It was now that the crowd lost all restraint, save just as was needed to keep a clear path to the inn. From the bridge, and from the green, and from the inn-front—where men were standing on tiptoe in the gigs to get a clearer view—a deafening clamour rose. It was no spasmodic cheering, broken by silences, but a steady, ever-growing roar, like the thunder of a stream when snow is loosened from the hills. Never since this yearly battle of the fells first took its place in Linsall’s story had such a race been watched. The time between out and home was shorter by five minutes than the fastest record known; but, more than this, there were two men left to fight it out to the end—two men who came with swift, loping strides through the dust of the roadway—two men whose faces at another time would have been terrible to see, so contorted were they with weariness, and desperation, and fierce effort to keep up.
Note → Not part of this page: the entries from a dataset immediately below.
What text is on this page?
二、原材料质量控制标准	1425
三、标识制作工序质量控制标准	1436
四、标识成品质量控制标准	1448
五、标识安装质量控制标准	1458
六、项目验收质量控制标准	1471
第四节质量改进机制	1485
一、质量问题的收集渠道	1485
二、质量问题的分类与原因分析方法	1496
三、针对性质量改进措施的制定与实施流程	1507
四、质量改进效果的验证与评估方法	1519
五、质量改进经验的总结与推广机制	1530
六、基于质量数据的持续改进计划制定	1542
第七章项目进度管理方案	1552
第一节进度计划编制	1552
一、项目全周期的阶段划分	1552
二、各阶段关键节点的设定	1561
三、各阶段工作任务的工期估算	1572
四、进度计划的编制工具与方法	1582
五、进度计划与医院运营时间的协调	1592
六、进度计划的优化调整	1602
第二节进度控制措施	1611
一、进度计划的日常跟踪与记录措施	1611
Bownas led by a few feet now, and the onlookers were making frenzied calls to Gaunt to make a last spurt for it. The uproar rose to the hills that hemmed in Linsall village, and it broke against the fells with muffled echo. It was a moment when a man might well prove stronger than himself, and a strange gaiety caught Reuben unawares. There were still two hundred yards to go, and he saw that Bownas was content to keep his lead and was waiting for his last big effort until nearer home. Gaunt could not wait; he gathered all his strength, and glanced past Bownas with sudden speed and crossed the winning-line with an impetus he could not check. The inn doorway was in front of him—otherwise he would have crashed against the wall in his blind rush—and he ran down the long passage, and checked himself when he reached the settle at the far end, and sat with his head between his hands. A darkness and great sickness closed about him for awhile; then he lifted his head, and saw the landlord standing near him with an air of much good-will and some anxiety.
“Bring me something—something in a mug, Jonas,” said Gaunt, with a feeble smile.
Jonas laughed, as he patted the other on the back. “Not just sure whether ye’ve any inward parts left at all, Mr. Gaunt? Want to cure that durned, queer feel of emptiness? Oh, bless ye, I know it. I’ve run i’ fell-races before, but niver as ye ran to-day! God bless me, ye’ve the legs of a deer!”
Peggy had seen from the pasture-fields how Gaunt came home far down below; and, when she reached the village, it was to find the hero of the year being carried shoulder-height by six of the Linsall men. No leader of old, returning from victory through a crowded capital, could have claimed more honour than Reuben Gaunt. Unprepared, to gratify a lass’s whim, he had won a contest that would go down in Garth’s history so long as there were folk to sit beside the hearth o’ nights and tell of it.
Peggy o’ Mathewson’s had had her wish. A buoyancy, an exultation like Gaunt’s own as he covered those last ten score yards, possessed her. It was the woman’s pride, unalterable through changing generations, that “her man” had won his battle.
When the evening came, and the sun dropped low over Linsall Moor, and the moon climbed big and round over the shoulder of Harts Fell, the green was full of couples dancing to the tunes of three fiddlers perched on Mother Lambert’s empty counter. And Peggy, though the men pressed round her like a swarm of bees, would dance with few but Gaunt.
The scene was fairy-like in its remoteness from the humdrum round of work. The fells on the one side were white and magical; the moor on the other showed a dark jagged line of mystery; and between moor and fell, Linsall village lay steeped in fleecy moonlight, her bridge a slender arch of gossamer that spanned a stream of pearl and blue. There was no sound, save the gentle thud of feet on the grass, the squeak of the fiddles, the low tranquil laugh of some country lass as she heard what her lover stooped to tell her in the pauses of the dance.
When Gaunt and Peggy left the green at last, and struck up the pastures toward home, they were followed by much nodding of heads and wagging of tongues.
“Gaunt’s not content wi’ winning the race, ’twould seem,” said one.